From the window of an apartment above the melee, Jean-Claude Leroux watched the chaos below. Not the countless stream of men, women, and children waiting to lie in the arms of that bloody lady, but watching the crowds, scanning the faces of those screaming for blood. How had men succumb to this savagery? Of this Citoyen Leroux could write volumes, for had it not been the work of men of evil intent that created the man that he was? His cold blue eyes scanned the crowd like a hawk in search of prey, his lip drawn thin - one could easily image that those lips had never broke into a smile, his skin was pale save for a gruesome scar at his left temple - a token of a painful experiences, and a scarlet cap pulled low over his brow.

Those cold eyes hovered then fixed on a face, a chance encounter? perhaps, but then luck had always favored Citoyen Leroux to be in the right place at the right time. Leroux recognized the face, it had been a few years since last he had gazed upon that face. In a heartbeat, Leroux was out of the apartment and down the stairs, he weaved quickly through the crowds founding his prey. He was close, the quarry hadn't seen, but some uncanny instinct to survive must have warned him of approaching danger for he quickly broke away from the crowd and slipped down the street and into a lonely alley. Leroux followed - quick, silent, predatory. He found the citizen sitting on a step before a boarded door, head in his hands. The man looked up startled by the man who seemed to have come from no where.

"You look most unwell, citoyen," Leroux said in tones that sent chills down the other man's spine.

"Do I know you, citoyen?"

"Have I changed so much, citoyen?" Leroux replied, his eyes flashing dangerously, his voice filled with rage and hatred. "It shocks me that you would not recognize your own handy work!"

"Of what do you speak?" the other man asked, but truth appeared to be dawning on his face even as he spoke.

Leroux came ever nearer, "Did you think no one would recognize you, citoyen?

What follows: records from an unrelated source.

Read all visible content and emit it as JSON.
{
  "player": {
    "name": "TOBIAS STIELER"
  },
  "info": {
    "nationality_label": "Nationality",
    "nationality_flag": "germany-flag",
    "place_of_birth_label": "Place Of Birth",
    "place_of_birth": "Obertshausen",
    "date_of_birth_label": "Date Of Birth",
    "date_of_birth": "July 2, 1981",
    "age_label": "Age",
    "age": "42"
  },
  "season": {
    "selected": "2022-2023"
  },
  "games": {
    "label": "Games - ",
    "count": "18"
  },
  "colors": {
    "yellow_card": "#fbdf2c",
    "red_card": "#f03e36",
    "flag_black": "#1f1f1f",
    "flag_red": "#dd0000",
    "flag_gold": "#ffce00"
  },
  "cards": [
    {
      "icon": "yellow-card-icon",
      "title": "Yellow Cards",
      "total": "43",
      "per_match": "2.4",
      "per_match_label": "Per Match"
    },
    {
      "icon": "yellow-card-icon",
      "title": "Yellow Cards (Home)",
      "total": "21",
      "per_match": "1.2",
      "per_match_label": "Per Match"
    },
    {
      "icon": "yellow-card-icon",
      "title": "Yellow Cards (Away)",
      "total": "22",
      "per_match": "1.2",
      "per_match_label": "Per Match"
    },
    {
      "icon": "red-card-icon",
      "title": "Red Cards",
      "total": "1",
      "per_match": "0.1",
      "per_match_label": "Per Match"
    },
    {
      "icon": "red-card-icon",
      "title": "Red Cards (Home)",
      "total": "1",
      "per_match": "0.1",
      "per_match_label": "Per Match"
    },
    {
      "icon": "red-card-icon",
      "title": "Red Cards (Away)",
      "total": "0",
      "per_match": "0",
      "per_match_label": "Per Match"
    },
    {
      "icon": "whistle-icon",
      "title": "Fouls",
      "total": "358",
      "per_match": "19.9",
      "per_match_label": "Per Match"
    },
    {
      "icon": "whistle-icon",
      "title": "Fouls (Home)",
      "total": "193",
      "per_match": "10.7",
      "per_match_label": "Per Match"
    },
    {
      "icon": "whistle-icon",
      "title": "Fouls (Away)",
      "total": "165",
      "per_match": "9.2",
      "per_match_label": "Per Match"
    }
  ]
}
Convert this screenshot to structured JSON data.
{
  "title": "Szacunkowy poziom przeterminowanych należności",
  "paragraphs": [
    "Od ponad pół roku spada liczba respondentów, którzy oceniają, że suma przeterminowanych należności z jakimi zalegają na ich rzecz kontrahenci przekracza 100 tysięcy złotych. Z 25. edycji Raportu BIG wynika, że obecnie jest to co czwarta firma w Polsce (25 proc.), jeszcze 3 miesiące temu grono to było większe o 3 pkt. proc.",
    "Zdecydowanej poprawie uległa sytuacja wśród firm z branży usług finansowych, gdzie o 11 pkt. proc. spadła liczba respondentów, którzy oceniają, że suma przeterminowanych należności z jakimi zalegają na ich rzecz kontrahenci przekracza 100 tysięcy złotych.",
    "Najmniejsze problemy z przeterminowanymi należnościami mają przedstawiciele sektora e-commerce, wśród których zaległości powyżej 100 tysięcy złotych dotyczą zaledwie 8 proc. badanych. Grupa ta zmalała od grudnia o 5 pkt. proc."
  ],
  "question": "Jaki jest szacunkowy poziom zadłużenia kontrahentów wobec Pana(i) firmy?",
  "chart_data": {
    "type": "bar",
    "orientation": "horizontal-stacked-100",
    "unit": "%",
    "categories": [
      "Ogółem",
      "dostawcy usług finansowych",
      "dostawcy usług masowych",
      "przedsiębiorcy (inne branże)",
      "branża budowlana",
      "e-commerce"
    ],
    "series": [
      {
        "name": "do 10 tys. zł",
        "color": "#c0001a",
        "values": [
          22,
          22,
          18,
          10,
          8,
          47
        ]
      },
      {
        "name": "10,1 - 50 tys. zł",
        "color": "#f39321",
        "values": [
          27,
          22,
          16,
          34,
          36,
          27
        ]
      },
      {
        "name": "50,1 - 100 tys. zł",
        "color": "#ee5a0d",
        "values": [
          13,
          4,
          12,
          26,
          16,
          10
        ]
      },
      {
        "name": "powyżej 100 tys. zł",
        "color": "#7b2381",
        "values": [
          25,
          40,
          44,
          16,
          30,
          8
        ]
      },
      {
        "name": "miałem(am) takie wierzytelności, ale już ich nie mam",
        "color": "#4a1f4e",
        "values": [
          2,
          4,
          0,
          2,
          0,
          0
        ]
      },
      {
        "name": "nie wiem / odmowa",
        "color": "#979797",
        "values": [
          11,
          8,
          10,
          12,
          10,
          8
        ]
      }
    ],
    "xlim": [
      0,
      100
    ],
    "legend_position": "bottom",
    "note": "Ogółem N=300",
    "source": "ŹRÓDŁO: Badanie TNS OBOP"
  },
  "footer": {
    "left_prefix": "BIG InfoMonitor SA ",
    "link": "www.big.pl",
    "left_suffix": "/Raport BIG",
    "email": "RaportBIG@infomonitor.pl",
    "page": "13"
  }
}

Your kind are worse than most of those souls being hauled to the guillotine for their heiritage. How many people did you torture?"

The other man stood and pressed himself against the wall inching away from his accuser. "What do you want?"

"What do the people want? Justice, citoyen, justice!" Leroux followed driving the back into the crowd. "But it is important that you know who it is that brings this justice down upon you, do you not recognize me yet? Or were there so many?" They were among the crowd now.

"You wouldn't do anything here," the man whispered.

Leroux sneered, then cried out in a booming voice to the savage crowd around them, "Citoyenes! Look before you! A traitor attempts to slip from your grasp! Here before you stands a guard for the ci-devant Capet! A prison guard who tormented our people in the name of a murderous king! Shall you let this traitor go free? Or will you show him the justice of the people?" The crowd, already incensed by the spectacle before them, turned upon Leroux's quarry and seized him, pummelling him, tearing him; he was engulfed in a sea of demonic faces. He could see Leroux standing a short distance away watching, unmoved before he disappeared under that blood-thirsty mob he recognized that face and gasped.

Leroux slipped away, slightly sick to his stomach at the display, but he acted for justice and for honor even if it was his own. It was all he had left. Men like that had stripped him of everything... it was only right that they died by the violence they lived by.

Citoyen Leroux found a small tavern nearby and entered, ordering the strongest beverage they offered and tried to forget the events that had made him what he was.